Rapa’i pasee adalah seni musik tradisi yang sangat khas dari wilayah pusat Kerajaan Pasee (sekarang wilayah  Aceh Utara). Rapa’i pasee dahulu biasanya dimainkan saat-saat upacara menyambut tamu agung di istana kerajaan, saat upacara akan memulainya suatu peperangan dan upacara merayakan kemengan peperangan. Lalu kemudian seiring dengan perkembangannya juga sering diadakan saat-saat usai musim panen padi, upacara tolak bala, upacara-upacara adatakan mengakhiri saat acara-acara adat, dalam rangka menyemarakkan suatua perayaan dan dalam  acara festival seni-budaya lainnya.

Rapa’i pasee sendiri merupakan sebuah alat musik tradisional Aceh yang berasal dari wilayah Kerajaan Pasee. Bingkainya (disebut baloh)  dibuat dari pohon kayu berukuran besar yang berjenis kayu tualang dan murbai (meureubo). Sementara membrannya dari kulit sapi pilihan yang sudah keringkan terlebih dahului. Cara memainkan dibuat tempat gantungan setinggi dua meter, dan pemainnya menabuh sambal berdiri tanpa menggunakan alat, langsung menabuhnya dengan tangan.
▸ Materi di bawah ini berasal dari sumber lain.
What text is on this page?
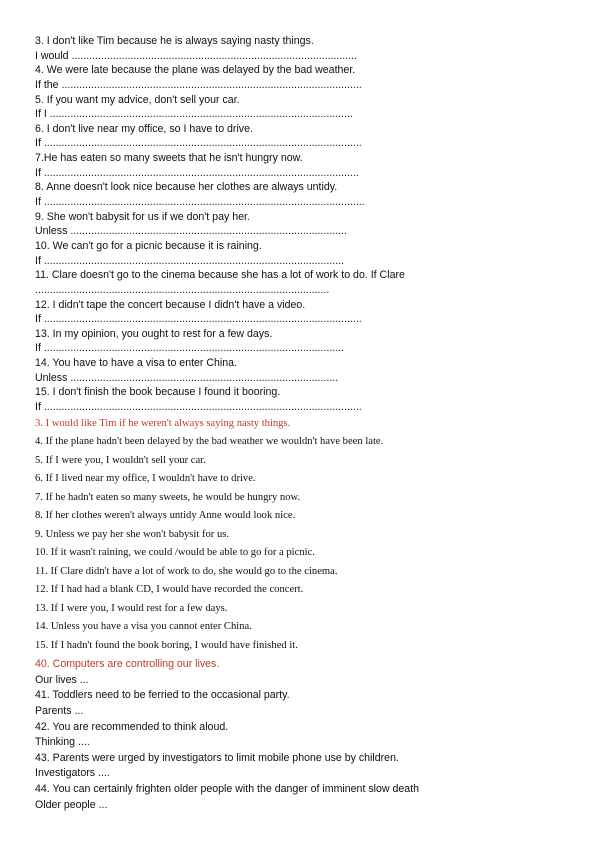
3. I don't like Tim because he is always saying nasty things.
I would .................................................................................................
4. We were late because the plane was delayed by the bad weather.
If the ......................................................................................................
5. If you want my advice, don't sell your car.
If I .......................................................................................................
6. I don't live near my office, so I have to drive.
If ............................................................................................................
7.He has eaten so many sweets that he isn't hungry now.
If ...........................................................................................................
8. Anne doesn't look nice because her clothes are always untidy.
If .............................................................................................................
9. She won't babysit for us if we don't pay her.
Unless ..............................................................................................
10. We can't go for a picnic because it is raining.
If ......................................................................................................
11. Clare doesn't go to the cinema because she has a lot of work to do. If Clare
....................................................................................................
12. I didn't tape the concert because I didn't have a video.
If ............................................................................................................
13. In my opinion, you ought to rest for a few days.
If ......................................................................................................
14. You have to have a visa to enter China.
Unless ...........................................................................................
15. I don't finish the book because I found it booring.
If ............................................................................................................
3. I would like Tim if he weren't always saying nasty things.
4. If the plane hadn't been delayed by the bad weather we wouldn't have been late.
5. If I were you, I wouldn't sell your car.
6. If I lived near my office, I wouldn't have to drive.
7. If he hadn't eaten so many sweets, he would be hungry now.
8. If her clothes weren't always untidy Anne would look nice.
9. Unless we pay her she won't babysit for us.
10. If it wasn't raining, we could /would be able to go for a picnic.
11. If Clare didn't have a lot of work to do, she would go to the cinema.
12. If I had had a blank CD, I would have recorded the concert.
13. If I were you, I would rest for a few days.
14. Unless you have a visa you cannot enter China.
15. If I hadn't found the book boring, I would have finished it.
40. Computers are controlling our lives.
Our lives ...
41. Toddlers need to be ferried to the occasional party.
Parents ...
42. You are recommended to think aloud.
Thinking ....
43. Parents were urged by investigators to limit mobile phone use by children.
Investigators ....
44. You can certainly frighten older people with the danger of imminent slow death
Older people ...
Wilayah Pasee yang dahukunya adalah sebuah Kerajaan di Pulau Sumatera, kemudian menjadi bagian dari wilayah Kabupaten Aceh Utara yang Ibukotanya Lhokseumawe.  pusat perdagangan dan tempat berkumpulnya warga sekitar sejak zaman kolonial Belanda.

Nama atau julukan Pasee itu sendiri menurut suatu versi cerita konon berasal dari kata Pasir, sebuah pasar yang awalnya berdiri di atas lahan pasir. Istilah Pasee ini juga merupakan sebutan untuk daerah Pasai, salah satu nama Gampong (Desa) di wilayah Kecamatan Bayu Kabupaten Aceh Utara.

Menurut versi lainya, nama Pasee juga merujuk pada kata “Pesisir”  yang artinya adalah daerah  pantai, karena lokasi pasarnya yang berada di tepi laut.

Munurut seorang tokoh Budayawan Aceh, yang juga Ketua Umum Grup Rapa’i Pasee Raja Buwah, Muhammad Yusuf Bombang atau lebih dikenal dengan nama Apa Kaoy,  menjelaskan bahwa sebenarnya cikal-bakalnya rapa’i pasee adalah dari pruk-pruk.

Jauh sebelum islam masuk dan berkembang di wilayah Kerajaan Pasee, kata Apa Kaoy, alat musik pruk-pruk sudah berkembang dan sangat popular, dimainkan oleh kalangan anak-anak dari dangaunya masing-masing, dengan saling bersahutan, saat mereka sedang menjaga padi di sawah dari serbuan burung-burung pipit.

Pruk-pruk adalah alat musik tabuh yang terbuat dari batok (tempurung) kelapa dan membrannya terbuat dari upih pinang tersebut kemudian juga suka dimainkan oleh kalangan orang dewasa, juga dalam rangka kebutuhan mengusir kawanan burung pemakan padi yang sedang menguning di sawah.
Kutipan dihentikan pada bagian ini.